Researchers at the Max Planck Institute and MIT are working on ways to reduce CO2 in the production of metals. Six percent of global CO2 emissions—4.4. billion tonnes per year—are currently produced by the steel and aluminium industry. Modern societies would hardly be able to function without metals: alone 1.7 billion tonnes of steel and 94 million tonnes of aluminium are produced per year.
However, extracting metals from ores is extremely energy-intensive and produces huge amounts of CO2 emissions, thereby contributing to climate change. Steel and aluminium producers emit 30% of the greenhouse gases emitted by industrial companies worldwide.
In order to reduce CO2 emissions in production, industry must recycle more scrap. Melting down a metal consumes considerably less energy than extracting it from its ore. “This applies above all to waste generated in the metal industry itself because large quantities are involved, and they can be separated relatively homogeneously.

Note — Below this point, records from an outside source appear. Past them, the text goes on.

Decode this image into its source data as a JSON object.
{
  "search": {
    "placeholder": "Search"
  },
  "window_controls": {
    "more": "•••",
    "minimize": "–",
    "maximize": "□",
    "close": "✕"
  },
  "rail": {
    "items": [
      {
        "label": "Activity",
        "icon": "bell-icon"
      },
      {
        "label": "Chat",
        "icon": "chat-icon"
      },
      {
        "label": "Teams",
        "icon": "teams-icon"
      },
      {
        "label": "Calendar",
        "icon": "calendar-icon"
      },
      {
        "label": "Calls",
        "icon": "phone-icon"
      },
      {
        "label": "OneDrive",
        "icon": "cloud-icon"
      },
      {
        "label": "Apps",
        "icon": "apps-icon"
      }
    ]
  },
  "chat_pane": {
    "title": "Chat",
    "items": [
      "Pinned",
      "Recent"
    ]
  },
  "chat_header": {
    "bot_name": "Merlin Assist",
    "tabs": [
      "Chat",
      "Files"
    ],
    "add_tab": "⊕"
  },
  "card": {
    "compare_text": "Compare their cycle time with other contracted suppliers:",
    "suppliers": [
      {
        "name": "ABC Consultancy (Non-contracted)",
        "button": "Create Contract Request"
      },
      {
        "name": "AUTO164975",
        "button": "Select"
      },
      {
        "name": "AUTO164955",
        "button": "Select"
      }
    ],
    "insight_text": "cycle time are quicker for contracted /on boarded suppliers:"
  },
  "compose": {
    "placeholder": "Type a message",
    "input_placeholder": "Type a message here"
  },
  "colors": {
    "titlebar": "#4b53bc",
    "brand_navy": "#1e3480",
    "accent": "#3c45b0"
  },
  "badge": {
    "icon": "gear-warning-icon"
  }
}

In the production of metals and their alloys, CO2-neutral processes are increasingly required. In this way, the respective ores can be electrolytically reduced directly to the corresponding metals with regenerated electricity. However, metals can also be obtained in whole or in part with the aid of regenerative hydrogen.

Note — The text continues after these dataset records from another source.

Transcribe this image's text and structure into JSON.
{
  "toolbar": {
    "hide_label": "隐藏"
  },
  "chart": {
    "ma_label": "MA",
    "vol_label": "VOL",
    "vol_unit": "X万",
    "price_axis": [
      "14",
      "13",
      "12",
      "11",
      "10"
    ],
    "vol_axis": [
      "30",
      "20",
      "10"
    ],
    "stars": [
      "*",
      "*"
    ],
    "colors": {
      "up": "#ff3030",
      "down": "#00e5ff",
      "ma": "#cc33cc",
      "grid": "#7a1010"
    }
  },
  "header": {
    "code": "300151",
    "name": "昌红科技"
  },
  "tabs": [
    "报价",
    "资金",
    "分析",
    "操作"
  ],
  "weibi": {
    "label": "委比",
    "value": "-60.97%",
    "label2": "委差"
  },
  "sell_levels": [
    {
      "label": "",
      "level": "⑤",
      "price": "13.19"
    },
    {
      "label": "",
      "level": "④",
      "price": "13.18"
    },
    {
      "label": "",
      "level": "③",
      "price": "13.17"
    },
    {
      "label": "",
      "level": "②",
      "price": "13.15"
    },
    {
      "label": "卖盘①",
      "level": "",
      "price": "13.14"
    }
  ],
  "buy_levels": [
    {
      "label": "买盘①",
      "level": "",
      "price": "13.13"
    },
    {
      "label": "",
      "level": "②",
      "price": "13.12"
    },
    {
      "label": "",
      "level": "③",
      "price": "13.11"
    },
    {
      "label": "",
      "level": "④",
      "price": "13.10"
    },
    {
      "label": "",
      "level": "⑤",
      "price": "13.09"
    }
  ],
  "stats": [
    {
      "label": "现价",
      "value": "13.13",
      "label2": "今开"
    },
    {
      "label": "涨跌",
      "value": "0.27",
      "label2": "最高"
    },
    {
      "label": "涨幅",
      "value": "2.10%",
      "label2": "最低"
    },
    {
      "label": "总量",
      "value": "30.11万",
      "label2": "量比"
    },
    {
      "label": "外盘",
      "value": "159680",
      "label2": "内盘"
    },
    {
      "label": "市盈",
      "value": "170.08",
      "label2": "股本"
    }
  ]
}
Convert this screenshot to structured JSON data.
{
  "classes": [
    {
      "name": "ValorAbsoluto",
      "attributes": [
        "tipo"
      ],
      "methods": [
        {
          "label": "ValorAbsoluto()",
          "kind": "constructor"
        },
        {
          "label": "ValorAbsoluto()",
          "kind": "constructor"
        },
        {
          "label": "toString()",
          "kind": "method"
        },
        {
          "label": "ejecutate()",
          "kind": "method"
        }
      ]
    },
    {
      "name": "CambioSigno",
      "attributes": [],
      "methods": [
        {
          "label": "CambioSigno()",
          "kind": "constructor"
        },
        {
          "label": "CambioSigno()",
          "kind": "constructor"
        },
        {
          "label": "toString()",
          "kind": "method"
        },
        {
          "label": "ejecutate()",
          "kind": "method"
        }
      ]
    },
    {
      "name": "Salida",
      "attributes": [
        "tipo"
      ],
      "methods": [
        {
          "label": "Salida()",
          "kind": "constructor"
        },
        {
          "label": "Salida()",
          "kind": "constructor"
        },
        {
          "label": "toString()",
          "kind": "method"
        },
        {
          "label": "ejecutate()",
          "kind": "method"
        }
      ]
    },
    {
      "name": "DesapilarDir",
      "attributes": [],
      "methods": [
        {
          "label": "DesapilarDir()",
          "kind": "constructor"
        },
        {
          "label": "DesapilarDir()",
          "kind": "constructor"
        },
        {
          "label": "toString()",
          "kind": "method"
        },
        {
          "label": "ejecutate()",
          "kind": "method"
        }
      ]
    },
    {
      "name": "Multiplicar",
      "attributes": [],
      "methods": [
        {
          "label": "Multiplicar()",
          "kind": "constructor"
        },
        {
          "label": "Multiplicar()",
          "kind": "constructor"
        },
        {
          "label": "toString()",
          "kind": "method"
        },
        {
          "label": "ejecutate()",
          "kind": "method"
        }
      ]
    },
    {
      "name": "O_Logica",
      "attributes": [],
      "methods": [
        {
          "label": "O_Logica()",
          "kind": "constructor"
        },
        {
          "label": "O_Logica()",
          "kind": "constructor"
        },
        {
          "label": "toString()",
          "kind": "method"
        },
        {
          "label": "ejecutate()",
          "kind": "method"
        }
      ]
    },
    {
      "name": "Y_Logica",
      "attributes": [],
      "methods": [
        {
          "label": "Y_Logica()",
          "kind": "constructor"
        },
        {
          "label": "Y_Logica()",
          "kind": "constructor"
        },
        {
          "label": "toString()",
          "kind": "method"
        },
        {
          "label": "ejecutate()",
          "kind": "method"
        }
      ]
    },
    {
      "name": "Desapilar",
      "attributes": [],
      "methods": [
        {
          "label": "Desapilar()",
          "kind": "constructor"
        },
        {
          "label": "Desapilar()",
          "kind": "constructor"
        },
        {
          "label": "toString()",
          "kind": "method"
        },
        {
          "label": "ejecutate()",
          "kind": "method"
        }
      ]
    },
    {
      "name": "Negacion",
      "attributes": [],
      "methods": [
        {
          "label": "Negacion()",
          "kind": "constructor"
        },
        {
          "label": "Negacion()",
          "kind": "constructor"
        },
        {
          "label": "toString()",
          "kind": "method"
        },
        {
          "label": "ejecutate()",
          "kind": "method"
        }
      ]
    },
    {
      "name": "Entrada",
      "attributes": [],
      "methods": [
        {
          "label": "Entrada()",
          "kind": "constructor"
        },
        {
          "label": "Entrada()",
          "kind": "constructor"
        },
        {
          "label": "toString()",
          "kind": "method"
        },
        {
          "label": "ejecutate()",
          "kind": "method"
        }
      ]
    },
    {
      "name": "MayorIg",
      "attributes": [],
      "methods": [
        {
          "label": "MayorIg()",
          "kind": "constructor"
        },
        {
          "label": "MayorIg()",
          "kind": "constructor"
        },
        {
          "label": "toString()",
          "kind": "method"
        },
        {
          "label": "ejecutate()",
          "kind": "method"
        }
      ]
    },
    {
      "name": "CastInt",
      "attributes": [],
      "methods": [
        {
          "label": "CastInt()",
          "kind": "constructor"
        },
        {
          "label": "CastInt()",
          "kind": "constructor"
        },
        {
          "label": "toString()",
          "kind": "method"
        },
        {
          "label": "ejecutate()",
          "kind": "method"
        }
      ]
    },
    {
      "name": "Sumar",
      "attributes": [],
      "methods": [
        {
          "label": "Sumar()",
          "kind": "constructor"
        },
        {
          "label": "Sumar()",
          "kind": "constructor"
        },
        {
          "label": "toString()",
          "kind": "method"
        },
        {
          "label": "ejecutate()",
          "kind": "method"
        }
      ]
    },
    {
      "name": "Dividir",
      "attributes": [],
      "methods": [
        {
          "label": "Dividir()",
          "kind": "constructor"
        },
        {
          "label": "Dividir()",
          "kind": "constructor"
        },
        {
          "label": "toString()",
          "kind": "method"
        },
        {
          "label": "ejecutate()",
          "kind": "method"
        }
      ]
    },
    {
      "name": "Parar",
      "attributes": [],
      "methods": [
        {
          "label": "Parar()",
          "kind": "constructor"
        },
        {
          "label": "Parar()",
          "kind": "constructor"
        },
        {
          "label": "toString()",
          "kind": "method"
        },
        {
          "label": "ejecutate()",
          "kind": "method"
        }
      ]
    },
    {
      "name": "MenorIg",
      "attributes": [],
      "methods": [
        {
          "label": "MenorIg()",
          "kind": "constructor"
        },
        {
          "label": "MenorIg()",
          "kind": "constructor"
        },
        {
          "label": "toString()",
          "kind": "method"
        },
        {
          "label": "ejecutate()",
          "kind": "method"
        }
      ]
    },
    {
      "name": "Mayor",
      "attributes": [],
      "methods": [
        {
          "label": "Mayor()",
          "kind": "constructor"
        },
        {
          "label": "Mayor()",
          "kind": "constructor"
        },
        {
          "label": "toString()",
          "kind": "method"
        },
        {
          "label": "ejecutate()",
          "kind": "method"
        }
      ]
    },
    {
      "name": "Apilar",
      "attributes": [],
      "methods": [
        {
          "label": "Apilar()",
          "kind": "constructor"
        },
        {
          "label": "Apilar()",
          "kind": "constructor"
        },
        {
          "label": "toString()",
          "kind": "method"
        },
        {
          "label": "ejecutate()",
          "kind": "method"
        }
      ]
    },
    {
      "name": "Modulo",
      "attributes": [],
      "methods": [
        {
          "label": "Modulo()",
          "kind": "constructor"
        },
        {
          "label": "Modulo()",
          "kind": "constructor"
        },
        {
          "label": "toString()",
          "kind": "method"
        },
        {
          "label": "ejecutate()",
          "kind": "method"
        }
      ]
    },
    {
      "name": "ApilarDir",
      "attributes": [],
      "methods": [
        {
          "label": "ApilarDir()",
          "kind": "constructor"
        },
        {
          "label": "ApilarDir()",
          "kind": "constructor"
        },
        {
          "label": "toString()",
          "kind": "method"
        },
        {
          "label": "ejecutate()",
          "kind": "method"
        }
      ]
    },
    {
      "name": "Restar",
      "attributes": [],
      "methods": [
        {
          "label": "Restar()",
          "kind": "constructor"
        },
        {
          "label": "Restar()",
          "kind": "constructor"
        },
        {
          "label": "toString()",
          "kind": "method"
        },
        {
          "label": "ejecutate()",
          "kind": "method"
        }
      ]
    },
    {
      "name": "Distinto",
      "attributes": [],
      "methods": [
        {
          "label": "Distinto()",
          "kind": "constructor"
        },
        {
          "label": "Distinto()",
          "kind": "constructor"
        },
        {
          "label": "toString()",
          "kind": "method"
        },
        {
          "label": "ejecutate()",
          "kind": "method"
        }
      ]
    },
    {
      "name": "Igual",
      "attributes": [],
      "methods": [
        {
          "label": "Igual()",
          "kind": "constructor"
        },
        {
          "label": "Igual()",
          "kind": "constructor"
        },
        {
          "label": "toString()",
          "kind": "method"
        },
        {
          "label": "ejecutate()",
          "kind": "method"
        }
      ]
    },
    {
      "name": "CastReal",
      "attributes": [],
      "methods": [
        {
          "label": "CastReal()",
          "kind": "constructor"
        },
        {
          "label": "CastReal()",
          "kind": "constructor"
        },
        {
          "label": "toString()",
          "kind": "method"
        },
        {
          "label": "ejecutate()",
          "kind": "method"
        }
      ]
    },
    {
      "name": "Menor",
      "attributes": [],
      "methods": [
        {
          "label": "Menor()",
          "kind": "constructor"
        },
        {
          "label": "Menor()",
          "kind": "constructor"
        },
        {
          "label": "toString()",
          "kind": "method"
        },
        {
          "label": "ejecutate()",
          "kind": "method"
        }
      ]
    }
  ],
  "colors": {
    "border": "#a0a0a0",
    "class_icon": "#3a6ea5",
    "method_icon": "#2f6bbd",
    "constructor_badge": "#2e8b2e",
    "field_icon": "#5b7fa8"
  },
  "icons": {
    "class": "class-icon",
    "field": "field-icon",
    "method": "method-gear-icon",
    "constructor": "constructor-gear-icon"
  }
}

Companies can also save a lot of energy and thus CO2 when processing metals, especially by reducing the considerable losses that occur at all stages. For example, 40% of the molten aluminium is lost before it has even become a sheet of metal. In the case of steel, this scrap amounts to 25% at the very beginning of processing.

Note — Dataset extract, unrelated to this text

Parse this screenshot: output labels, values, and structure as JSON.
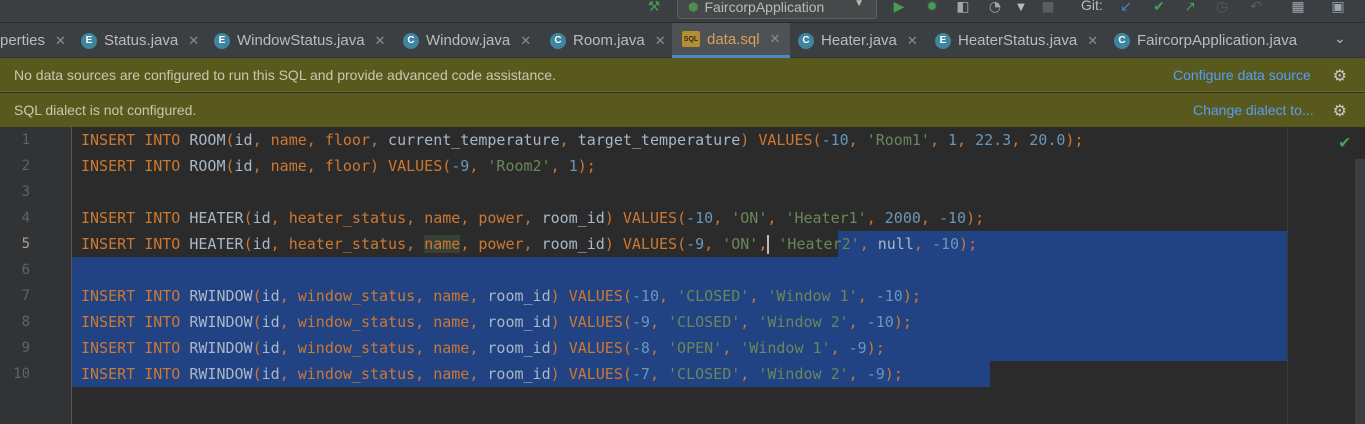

Scrap must be better sorted since an alloy fulfills its function only if it does not contain too many impurities. Recycling therefore needs sophisticated techniques to identify, separate, clean, and crush alloys.
materials scientists are refining the possibilities of controlling the behaviour of metallic materials not only by their chemical composition but also by their micro- and nanostructure.
The ecological footprint of the metal industry can be drastically reduced simply by making alloys (or the components made from them) more durable. Fewer metals will have to be produced to replace them. Above all, corrosion protection would have a huge effect.
The efforts to counter corrosion are as varied as the corrosive effects themselves. The industry protects many metals from electrochemical decomposition with sacrificial anodes (the material of which is corroded first). Materials scientists are also investigating alloys that heal cracks and other damage themselves by changing their micro-structure. They are also developing coatings that can eliminate (or at least mitigate) corrosion damage.
Cars with lighter bodies consume less fuel, and turbines that can operate at higher temperatures generate more efficient electricity from the heat of fossil fuels. In some cases, the efficiency of the application can still be improved by the design of the components; 3-D printing creates new possibilities here. In many cases, however, metallurgists are once again called upon to develop appropriate alloys. By changing the composition and the micro-structure, they can increase the strength of the materials, reduce their density, or increase their resistance to high temperatures.